China's Sinochem boss dismisses 'crazy' Trump polices
LIMA - Global business leaders meeting in Lima think proposals by U.S. President-elect Donald Trump to build a wall along the Mexican border and hike tariffs on Chinese imports are unlikely to happen, said the head of China's state-run Sinochem o...
LIMA - Global business leaders meeting in Lima think proposals by U.S. President-elect Donald Trump to build a wall along the Mexican border and hike tariffs on Chinese imports are unlikely to happen, said the head of China's state-run Sinochem on Friday.

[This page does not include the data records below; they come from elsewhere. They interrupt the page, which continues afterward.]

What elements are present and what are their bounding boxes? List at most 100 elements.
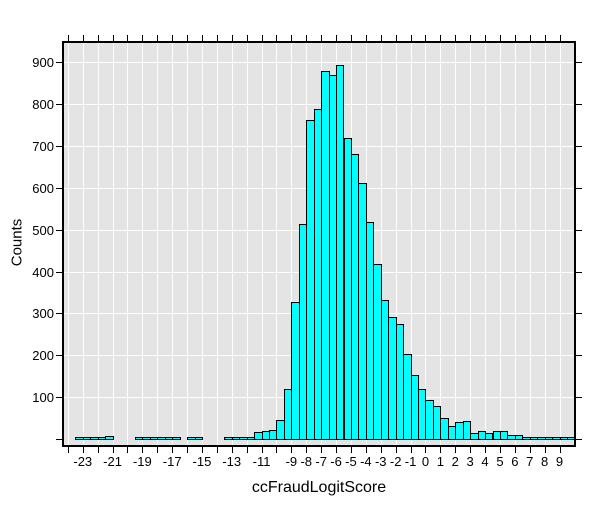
y-axis-tick-right <box>576 104 582 106</box>
grid-line-vertical <box>440 43 442 445</box>
grid-line-vertical <box>142 43 144 445</box>
grid-line-vertical <box>291 43 293 445</box>
x-axis-tick-bottom <box>440 447 442 453</box>
x-axis-tick-top <box>514 35 516 41</box>
x-axis-tick-bottom <box>499 447 501 453</box>
x-axis-tick-bottom <box>201 447 203 453</box>
grid-line-vertical <box>82 43 84 445</box>
grid-line-vertical <box>514 43 516 445</box>
histogram-bar <box>194 437 203 440</box>
grid-line-horizontal <box>64 62 574 64</box>
x-axis-tick-top <box>350 35 352 41</box>
y-axis-tick-right <box>576 397 582 399</box>
x-axis-tick-bottom <box>425 447 427 453</box>
x-axis-tick-bottom <box>246 447 248 453</box>
grid-line-vertical <box>529 43 531 445</box>
x-axis-tick-top <box>470 35 472 41</box>
grid-line-vertical <box>201 43 203 445</box>
x-axis-tick-bottom <box>350 447 352 453</box>
x-axis-tick-label: -9 <box>285 454 298 469</box>
y-axis-tick-left <box>56 229 62 231</box>
x-axis-tick-label: 8 <box>541 454 549 469</box>
x-axis-tick-label: 3 <box>466 454 474 469</box>
grid-line-vertical <box>559 43 561 445</box>
x-axis-tick-top <box>440 35 442 41</box>
grid-line-vertical <box>544 43 546 445</box>
x-axis-tick-top <box>172 35 174 41</box>
x-axis-title: ccFraudLogitScore <box>251 479 387 496</box>
x-axis-tick-label: 0 <box>421 454 430 469</box>
y-axis-tick-label: 900 <box>32 55 54 71</box>
x-axis-tick-label: 2 <box>451 454 459 469</box>
x-axis-tick-top <box>97 35 99 41</box>
y-axis-tick-label: 400 <box>32 264 54 280</box>
y-axis-tick-right <box>576 187 582 189</box>
x-axis-tick-top <box>187 35 189 41</box>
x-axis-tick-label: -1 <box>404 454 417 469</box>
y-axis-tick-label: 300 <box>32 306 54 322</box>
y-axis-tick-left <box>56 145 62 147</box>
x-axis-tick-top <box>246 35 248 41</box>
grid-line-vertical <box>97 43 99 445</box>
x-axis-tick-label: 4 <box>481 454 489 469</box>
x-axis-tick-top <box>425 35 427 41</box>
x-axis-tick-bottom <box>395 447 397 453</box>
x-axis-tick-label: 1 <box>436 454 444 469</box>
grid-line-vertical <box>425 43 427 445</box>
x-axis-tick-label: -8 <box>300 454 313 469</box>
grid-line-vertical <box>276 43 278 445</box>
x-axis-tick-label: 6 <box>511 454 519 469</box>
grid-line-vertical <box>231 43 233 445</box>
grid-line-vertical <box>127 43 129 445</box>
x-axis-tick-bottom <box>291 447 293 453</box>
x-axis-tick-bottom <box>187 447 189 453</box>
x-axis-tick-top <box>410 35 412 41</box>
x-axis-tick-top <box>231 35 233 41</box>
grid-line-vertical <box>172 43 174 445</box>
x-axis-tick-bottom <box>544 447 546 453</box>
x-axis-tick-bottom <box>365 447 367 453</box>
grid-line-vertical <box>157 43 159 445</box>
x-axis-tick-bottom <box>82 447 84 453</box>
y-axis-tick-left <box>56 439 62 440</box>
y-axis-tick-right <box>576 62 582 64</box>
x-axis-tick-top <box>365 35 367 41</box>
y-axis-tick-left <box>56 187 62 189</box>
grid-line-vertical <box>246 43 248 445</box>
grid-line-vertical <box>410 43 412 445</box>
x-axis-tick-label: -6 <box>330 454 342 469</box>
x-axis-tick-bottom <box>127 447 129 453</box>
grid-line-vertical <box>470 43 472 445</box>
y-axis-tick-label: 700 <box>32 138 54 154</box>
grid-line-vertical <box>499 43 501 445</box>
x-axis-tick-bottom <box>485 447 487 453</box>
x-axis-tick-top <box>127 35 129 41</box>
y-axis-tick-right <box>576 439 582 440</box>
y-axis-tick-right <box>576 313 582 315</box>
x-axis-tick-bottom <box>261 447 263 453</box>
x-axis-tick-bottom <box>410 447 412 453</box>
histogram-bar <box>105 436 114 440</box>
x-axis-tick-label: 9 <box>555 454 564 469</box>
x-axis-tick-bottom <box>172 447 174 453</box>
x-axis-tick-top <box>142 35 144 41</box>
x-axis-tick-top <box>321 35 323 41</box>
x-axis-tick-bottom <box>112 447 114 453</box>
x-axis-tick-top <box>544 35 546 41</box>
y-axis-tick-right <box>576 271 582 273</box>
x-axis-tick-bottom <box>321 447 323 453</box>
x-axis-tick-bottom <box>306 447 308 453</box>
x-axis-tick-bottom <box>157 447 159 453</box>
y-axis-tick-left <box>56 355 62 357</box>
x-axis-tick-bottom <box>142 447 144 453</box>
x-axis-tick-top <box>395 35 397 41</box>
y-axis-tick-label: 600 <box>32 180 54 196</box>
y-axis-tick-right <box>576 355 582 357</box>
y-axis-tick-right <box>576 145 582 147</box>
x-axis-tick-top <box>67 35 69 41</box>
x-axis-tick-bottom <box>380 447 382 453</box>
x-axis-tick-label: -21 <box>103 454 122 469</box>
y-axis-tick-left <box>56 62 62 64</box>
x-axis-tick-bottom <box>216 447 218 453</box>
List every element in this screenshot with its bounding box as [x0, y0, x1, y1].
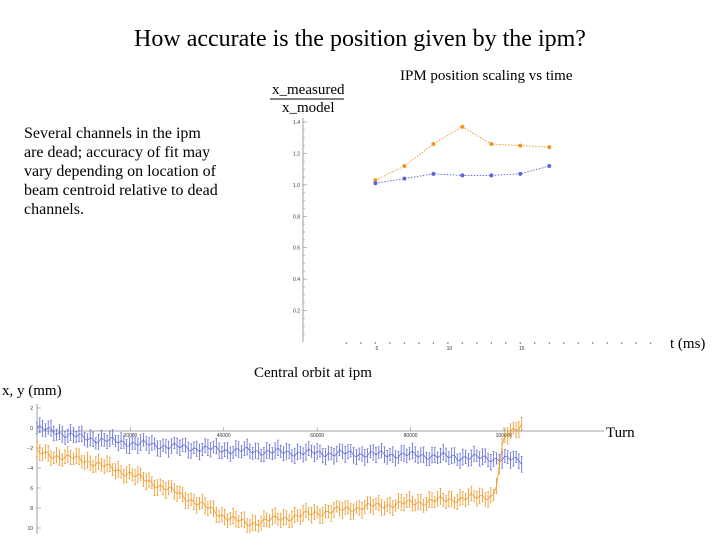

"We worried a bit on the incoming U.S. President Donald Trump, and his policies, but I think we basically agree we don't think he will really build a wall between Mexico and the U.S, and we don't think he will really increase import duties on Chinese products," Ning Gaoning told journalists on the sidelines of a conference of Pacific rim economies.
"We believe countries are rational, and we doubt Mexico will pay for that wall...I don't think our world will go that crazy."
Trump, a Republican, pulled off a surprise victory in the U.S. presidential election after appealing to voters in states that had long supported Democrats, promising to curb immigration and bring back jobs by renegotiating international trade deals.
His victory vote has exacerbated worries that about the future of free trade and the Trans-Pacific Partnership (TPP) trade pact, which Trump has criticized. Those are the key themes under discussion in this week's Asia-Pacific Economic Cooperation (APEC) summit in Peru.
But Ning said he remained optimistic that there would not be a "major retreat" on free trade and suggested Trump's words were little more than rhetoric.
"Due to lack of knowledge and understanding, some people fall for the theories of protectionism," he said.
"Trump said in Michigan that he would create automobile factories and bring the industries back. I don't think what he said can be delivered."
Sinochem Group was a monopoly oil and chemicals trader until the early 1990s and has since expanded into oil and gas production, refining, agriculture and real estate.